もっとも、コア投資戦略にもデメリットはあります。簡略に整理すると、

(い)高い参入障壁

(ろ)制限されたコントロール

となるでしょう。

(い)高い参入障壁
について触れるならば、コア不動産資産は通常大きく、しかも高額です。したがって、コア不動産市場の参加者の大多数は、REITや機関投資家など資金が豊富な事業体か、もしくは超富裕層です。資本が限られている個人投資家は、コア資産取引にアクセスするのが難しいことが多い。

(ろ)制限されたコントロール
について触れるならば、コア不動産にはほぼ固定された市場賃料があることがあるので、投資家は、賃貸収入を更に増やすためにコア物件に付加価値を付けるのは難しいと感じることが多く、変化する市場でコア資産の競争力が失われることもありえます。例えば、より競争力のある賃貸価格の新築ビルが市場に参入した場合、テナントは賃貸借契約を更新するのではなく、新しい物件に引っ越したくなる誘惑にかられる傾向が高まります。

テナントが離れると莫大な支出が発生することもあるため、テナントを維持するインセンティブを提供することは、投資家の最善の利益に叶います。このようなインセンティブには、テナントの家賃の引き下げや家賃無料の期間の提供も含まれます。

こうしたメリット、デメリットがあるコア戦略ですが、対象となるコア不動産を評価する際に使用する指標が有用です。

一般に、不動産に投資する場合、投資家は潜在的な投資を評価するために関連する指標を理解することが重要です。コア資産は収入主導型で現金集約型のプロジェクトであるため、次の3つの指標は、プロジェクトのリスクレベルと収益性を明確に掴むことができます。

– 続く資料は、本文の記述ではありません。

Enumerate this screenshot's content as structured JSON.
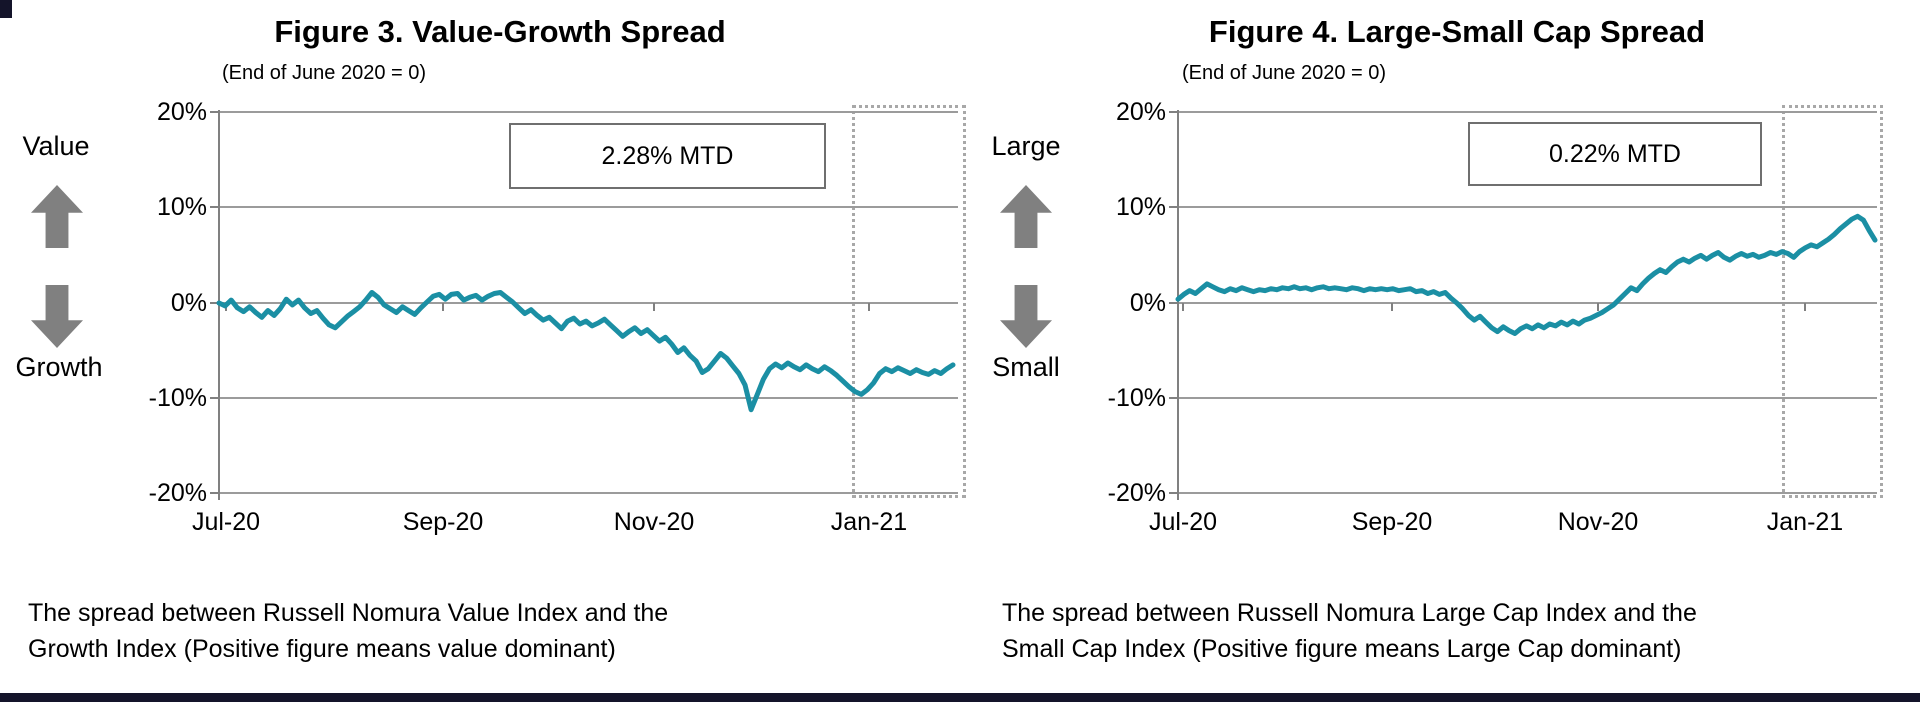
{
  "colors": {
    "line": "#1B8FA4",
    "grid": "#9B9B9B",
    "axis": "#808080",
    "arrow": "#808080",
    "dotted_box": "#A8A8A8",
    "annotation_border": "#6F6F6F",
    "footer_bar": "#14142A"
  },
  "chart_data": [
    {
      "type": "line",
      "title": "Figure 3. Value-Growth Spread",
      "subtitle": "(End of June 2020 = 0)",
      "annotation": "2.28% MTD",
      "direction_up_label": "Value",
      "direction_down_label": "Growth",
      "x_ticks": [
        "Jul-20",
        "Sep-20",
        "Nov-20",
        "Jan-21"
      ],
      "y_ticks": [
        "20%",
        "10%",
        "0%",
        "-10%",
        "-20%"
      ],
      "ylim": [
        -20,
        20
      ],
      "unit": "%",
      "grid": true,
      "legend": "none",
      "highlight": "dotted box around final month of data",
      "caption_line1": "The spread between Russell Nomura Value Index and the",
      "caption_line2": "Growth Index (Positive figure means value dominant)",
      "series": [
        {
          "name": "Value-Growth spread",
          "values": [
            0.0,
            -0.3,
            0.3,
            -0.5,
            -0.9,
            -0.4,
            -1.0,
            -1.5,
            -0.8,
            -1.3,
            -0.6,
            0.4,
            -0.2,
            0.3,
            -0.5,
            -1.1,
            -0.8,
            -1.6,
            -2.3,
            -2.6,
            -2.0,
            -1.4,
            -0.9,
            -0.4,
            0.3,
            1.1,
            0.6,
            -0.2,
            -0.6,
            -1.0,
            -0.4,
            -0.8,
            -1.2,
            -0.5,
            0.1,
            0.7,
            0.9,
            0.4,
            0.9,
            1.0,
            0.3,
            0.6,
            0.8,
            0.3,
            0.7,
            1.0,
            1.1,
            0.6,
            0.1,
            -0.5,
            -1.1,
            -0.7,
            -1.3,
            -1.8,
            -1.5,
            -2.1,
            -2.7,
            -1.9,
            -1.6,
            -2.2,
            -1.9,
            -2.4,
            -2.1,
            -1.7,
            -2.3,
            -2.9,
            -3.5,
            -3.0,
            -2.6,
            -3.2,
            -2.8,
            -3.4,
            -4.0,
            -3.6,
            -4.3,
            -5.2,
            -4.7,
            -5.5,
            -6.1,
            -7.3,
            -6.9,
            -6.1,
            -5.3,
            -5.8,
            -6.6,
            -7.4,
            -8.6,
            -11.2,
            -9.6,
            -8.0,
            -6.9,
            -6.4,
            -6.8,
            -6.3,
            -6.7,
            -7.0,
            -6.5,
            -6.9,
            -7.2,
            -6.7,
            -7.1,
            -7.6,
            -8.2,
            -8.8,
            -9.3,
            -9.6,
            -9.1,
            -8.4,
            -7.4,
            -6.9,
            -7.2,
            -6.8,
            -7.1,
            -7.4,
            -7.0,
            -7.3,
            -7.5,
            -7.1,
            -7.4,
            -6.9,
            -6.5
          ]
        }
      ]
    },
    {
      "type": "line",
      "title": "Figure 4. Large-Small Cap Spread",
      "subtitle": "(End of June 2020 = 0)",
      "annotation": "0.22% MTD",
      "direction_up_label": "Large",
      "direction_down_label": "Small",
      "x_ticks": [
        "Jul-20",
        "Sep-20",
        "Nov-20",
        "Jan-21"
      ],
      "y_ticks": [
        "20%",
        "10%",
        "0%",
        "-10%",
        "-20%"
      ],
      "ylim": [
        -20,
        20
      ],
      "unit": "%",
      "grid": true,
      "legend": "none",
      "highlight": "dotted box around final month of data",
      "caption_line1": "The spread between Russell Nomura Large Cap Index and the",
      "caption_line2": "Small Cap Index (Positive figure means Large Cap dominant)",
      "series": [
        {
          "name": "Large-Small Cap spread",
          "values": [
            0.4,
            0.9,
            1.3,
            1.0,
            1.5,
            2.0,
            1.7,
            1.4,
            1.2,
            1.5,
            1.3,
            1.6,
            1.4,
            1.2,
            1.4,
            1.3,
            1.5,
            1.4,
            1.6,
            1.5,
            1.7,
            1.5,
            1.6,
            1.4,
            1.6,
            1.7,
            1.5,
            1.6,
            1.5,
            1.4,
            1.6,
            1.5,
            1.3,
            1.5,
            1.4,
            1.5,
            1.4,
            1.5,
            1.3,
            1.4,
            1.5,
            1.2,
            1.3,
            1.0,
            1.2,
            0.9,
            1.1,
            0.5,
            0.0,
            -0.6,
            -1.3,
            -1.8,
            -1.4,
            -2.0,
            -2.6,
            -3.0,
            -2.5,
            -2.9,
            -3.2,
            -2.7,
            -2.4,
            -2.7,
            -2.3,
            -2.6,
            -2.2,
            -2.4,
            -2.0,
            -2.3,
            -1.9,
            -2.2,
            -1.8,
            -1.6,
            -1.3,
            -1.0,
            -0.6,
            -0.2,
            0.4,
            1.0,
            1.6,
            1.3,
            2.0,
            2.6,
            3.1,
            3.5,
            3.2,
            3.8,
            4.3,
            4.6,
            4.3,
            4.7,
            5.0,
            4.6,
            5.0,
            5.3,
            4.8,
            4.5,
            4.9,
            5.2,
            4.9,
            5.1,
            4.8,
            5.0,
            5.3,
            5.1,
            5.4,
            5.2,
            4.8,
            5.4,
            5.8,
            6.1,
            5.9,
            6.3,
            6.7,
            7.2,
            7.8,
            8.3,
            8.8,
            9.1,
            8.7,
            7.6,
            6.6
          ]
        }
      ]
    }
  ]
}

とりわけ、
(1)キャップレート

(2)内部収益率(IRR=Internal Rate of Return)

(3)現金利回り


が重要になります。

(1)キャップレート
は、投資された不動産の初期資本の市場価値または売却価格に対する不動産によって生み出された収入額の比率です。これは、投資価値に対する純営業利益の割合を示します。キャップレートが低いほど、リターンは低くなります。これは、賃料の引き上げなど、賃貸条件を調整するだけで最適化でき、リスクが低下します。一般に、ニューヨークやロンドンあるいは東京などの需要の高い都市のコア資産は、通常、低いキャップレートを示しています。

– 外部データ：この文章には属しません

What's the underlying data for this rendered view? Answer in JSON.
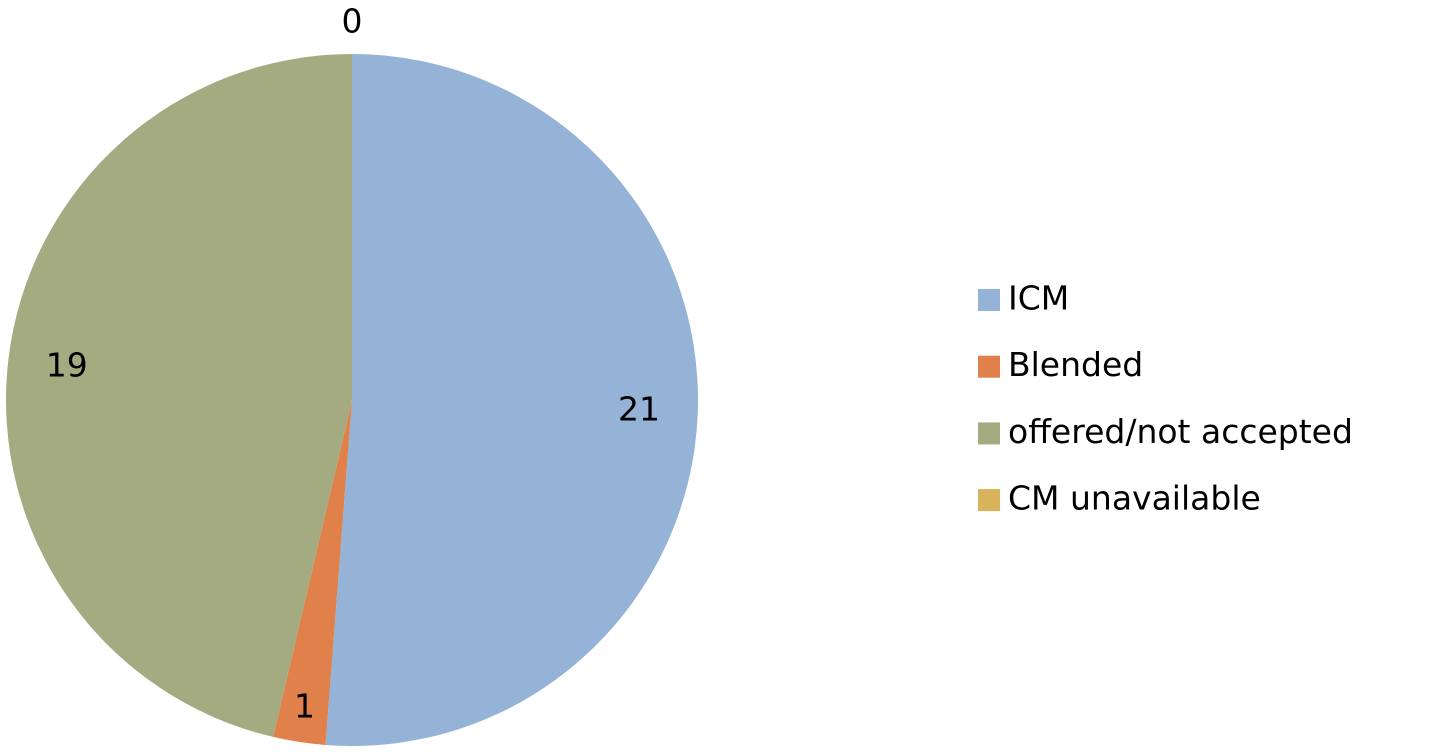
{
  "chart_data": {
    "type": "pie",
    "categories": [
      "ICM",
      "Blended",
      "offered/not accepted",
      "CM unavailable"
    ],
    "values": [
      21,
      1,
      19,
      0
    ],
    "colors": [
      "#95b3d7",
      "#e0804a",
      "#a5ab80",
      "#d9b25c"
    ],
    "legend": "right"
  }
}
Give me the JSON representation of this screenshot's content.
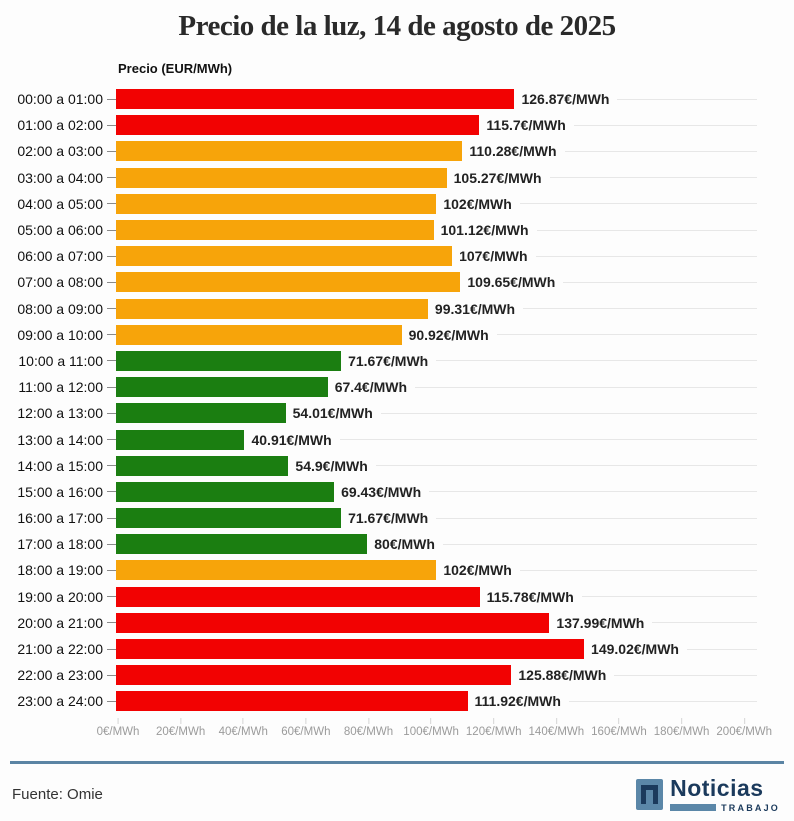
{
  "title": "Precio de la luz, 14 de agosto de 2025",
  "axis_title": "Precio (EUR/MWh)",
  "colors": {
    "red": "#f20202",
    "orange": "#f7a40a",
    "green": "#1b7e11",
    "grid": "#e7e7e7",
    "axis_text": "#9b9b9b",
    "accent_blue": "#5b87a8",
    "rule_blue": "#5b84a4",
    "logo_navy": "#1b3a5c"
  },
  "chart_data": {
    "type": "bar",
    "orientation": "horizontal",
    "title": "Precio de la luz, 14 de agosto de 2025",
    "ylabel": "Precio (EUR/MWh)",
    "xlim": [
      0,
      200
    ],
    "grid": true,
    "x_ticks": [
      {
        "value": 0,
        "label": "0€/MWh"
      },
      {
        "value": 20,
        "label": "20€/MWh"
      },
      {
        "value": 40,
        "label": "40€/MWh"
      },
      {
        "value": 60,
        "label": "60€/MWh"
      },
      {
        "value": 80,
        "label": "80€/MWh"
      },
      {
        "value": 100,
        "label": "100€/MWh"
      },
      {
        "value": 120,
        "label": "120€/MWh"
      },
      {
        "value": 140,
        "label": "140€/MWh"
      },
      {
        "value": 160,
        "label": "160€/MWh"
      },
      {
        "value": 180,
        "label": "180€/MWh"
      },
      {
        "value": 200,
        "label": "200€/MWh"
      }
    ],
    "rows": [
      {
        "hour": "00:00 a 01:00",
        "value": 126.87,
        "label": "126.87€/MWh",
        "level": "red"
      },
      {
        "hour": "01:00 a 02:00",
        "value": 115.7,
        "label": "115.7€/MWh",
        "level": "red"
      },
      {
        "hour": "02:00 a 03:00",
        "value": 110.28,
        "label": "110.28€/MWh",
        "level": "orange"
      },
      {
        "hour": "03:00 a 04:00",
        "value": 105.27,
        "label": "105.27€/MWh",
        "level": "orange"
      },
      {
        "hour": "04:00 a 05:00",
        "value": 102,
        "label": "102€/MWh",
        "level": "orange"
      },
      {
        "hour": "05:00 a 06:00",
        "value": 101.12,
        "label": "101.12€/MWh",
        "level": "orange"
      },
      {
        "hour": "06:00 a 07:00",
        "value": 107,
        "label": "107€/MWh",
        "level": "orange"
      },
      {
        "hour": "07:00 a 08:00",
        "value": 109.65,
        "label": "109.65€/MWh",
        "level": "orange"
      },
      {
        "hour": "08:00 a 09:00",
        "value": 99.31,
        "label": "99.31€/MWh",
        "level": "orange"
      },
      {
        "hour": "09:00 a 10:00",
        "value": 90.92,
        "label": "90.92€/MWh",
        "level": "orange"
      },
      {
        "hour": "10:00 a 11:00",
        "value": 71.67,
        "label": "71.67€/MWh",
        "level": "green"
      },
      {
        "hour": "11:00 a 12:00",
        "value": 67.4,
        "label": "67.4€/MWh",
        "level": "green"
      },
      {
        "hour": "12:00 a 13:00",
        "value": 54.01,
        "label": "54.01€/MWh",
        "level": "green"
      },
      {
        "hour": "13:00 a 14:00",
        "value": 40.91,
        "label": "40.91€/MWh",
        "level": "green"
      },
      {
        "hour": "14:00 a 15:00",
        "value": 54.9,
        "label": "54.9€/MWh",
        "level": "green"
      },
      {
        "hour": "15:00 a 16:00",
        "value": 69.43,
        "label": "69.43€/MWh",
        "level": "green"
      },
      {
        "hour": "16:00 a 17:00",
        "value": 71.67,
        "label": "71.67€/MWh",
        "level": "green"
      },
      {
        "hour": "17:00 a 18:00",
        "value": 80,
        "label": "80€/MWh",
        "level": "green"
      },
      {
        "hour": "18:00 a 19:00",
        "value": 102,
        "label": "102€/MWh",
        "level": "orange"
      },
      {
        "hour": "19:00 a 20:00",
        "value": 115.78,
        "label": "115.78€/MWh",
        "level": "red"
      },
      {
        "hour": "20:00 a 21:00",
        "value": 137.99,
        "label": "137.99€/MWh",
        "level": "red"
      },
      {
        "hour": "21:00 a 22:00",
        "value": 149.02,
        "label": "149.02€/MWh",
        "level": "red"
      },
      {
        "hour": "22:00 a 23:00",
        "value": 125.88,
        "label": "125.88€/MWh",
        "level": "red"
      },
      {
        "hour": "23:00 a 24:00",
        "value": 111.92,
        "label": "111.92€/MWh",
        "level": "red"
      }
    ]
  },
  "footer": {
    "source": "Fuente: Omie",
    "logo_name": "Noticias",
    "logo_subtitle": "TRABAJO"
  }
}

(2)内部収益率(IRR=Internal Rate of Return)
は、長期投資に役立つ指標です。IRRはお金の時間的価値を考慮に入れているため、正味現在価値(Net Present Value=NPV)をゼロに設定し投資の保有期間を見積もることで、投資家は不動産資産の収益性を計算できます。


(3)現金利回り
も、長期投資に役立つ指標です。現金利回りは、不動産の年間純キャッシュフローを取得し、それを投資の頭金で割ることにより投資収益率を計算します。この指標を使用して、投資家は不動産資産の収益性を計算します。

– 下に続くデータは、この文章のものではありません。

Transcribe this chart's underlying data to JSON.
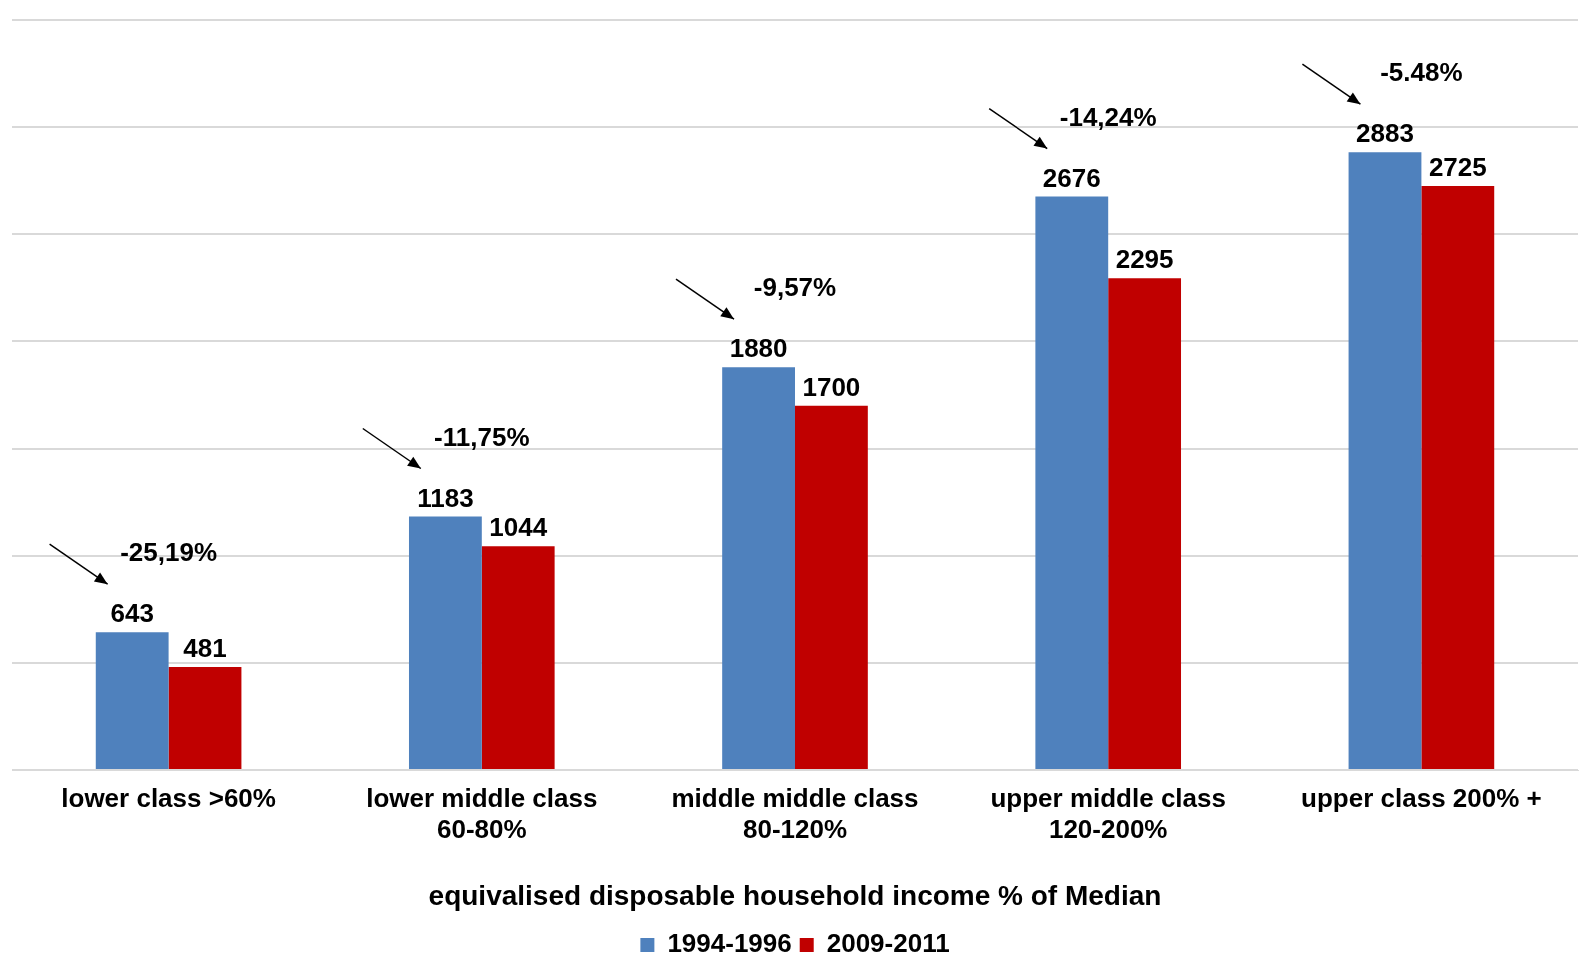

結論として、コア投資戦略は、ポートフォリオのリスクを軽減したい保守的な投資家にとって有益です。コアプラス戦略、バリューアッド戦略、オポチュニスティック戦略よりも比較的低いリターンとなりますが、長期的にも予測可能で安定した収入が続く可能性があります。

コア投資戦略は、受動的収入の獲得のみに焦点を当てている投資家にとって優れており、投資の一部を多様化するための信頼できるオプションになる可能性があります。

すべての投資戦略には常にメリットとデメリットがあります。投資家は、様々な投資戦略のメリットとデメリットを理解して、投資目的に最適な戦略を確認する必要があります。コア不動産投資戦略は、投資家にとって高い参入障壁を伴う、限られたコントロール可能性とる欠点を抱えますが、手間がかからず比較的安定しており、その資産も高い流動性を持つ傾向にあります。また、適切な指標と組み合わせると、投資家は資産のファイナンス予測のパフォーマンスを正確に測定し、適切な投資決定を下すことができます。